Im Uhrzeigersinn auf zwölf Uhr beginnend waren Kindergarten, Grundschule, Hauptschule, Realschule, dann das Gymnasium, eine extra Paukschule, ein Schwimmbad sowie fünf Fakultäten der Universität. Diese fächerte sich in die Bereiche Naturwissenschaften, Sprachwissenschaften, Sport, Musik und weitere Bereiche auf und bildete damit ein breites Spektrum an weiterführenden Möglichkeiten. Von jeder Institution führte eine Straße direkt in das Zentrum des Campus sowie eine Art Ringstraße, die kreisförmig alle Schulen miteinander verband.

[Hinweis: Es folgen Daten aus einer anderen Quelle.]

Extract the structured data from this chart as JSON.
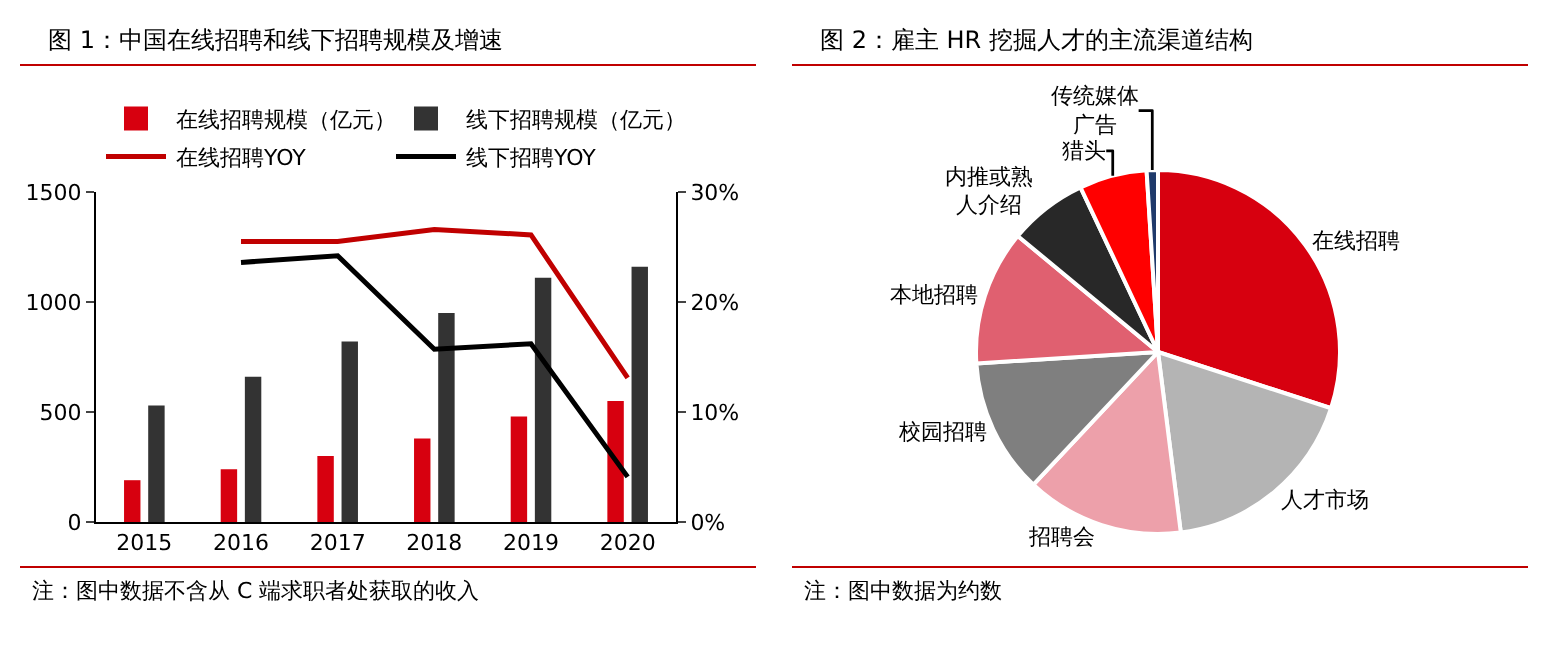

Zwischen den einzelnen Bereichen war oftmals Wald und neben dem Schwimmbad befand sich ein kleiner See, der um diese Zeit im Jahr vollkommen überlaufen war.
"Ich dachte mein Plan, alles abzusuchen war abgelehnt worden?", zickte Tanja, als sie sich die Ausmaße des Campus ansah. Man konnte zwar den kompletten Campus innerhalb von zwei Stunden zu Fuß durchqueren, aber das baute sie nicht gerade auf. Es war einfach viel zu groß und wo sollten sie anfangen?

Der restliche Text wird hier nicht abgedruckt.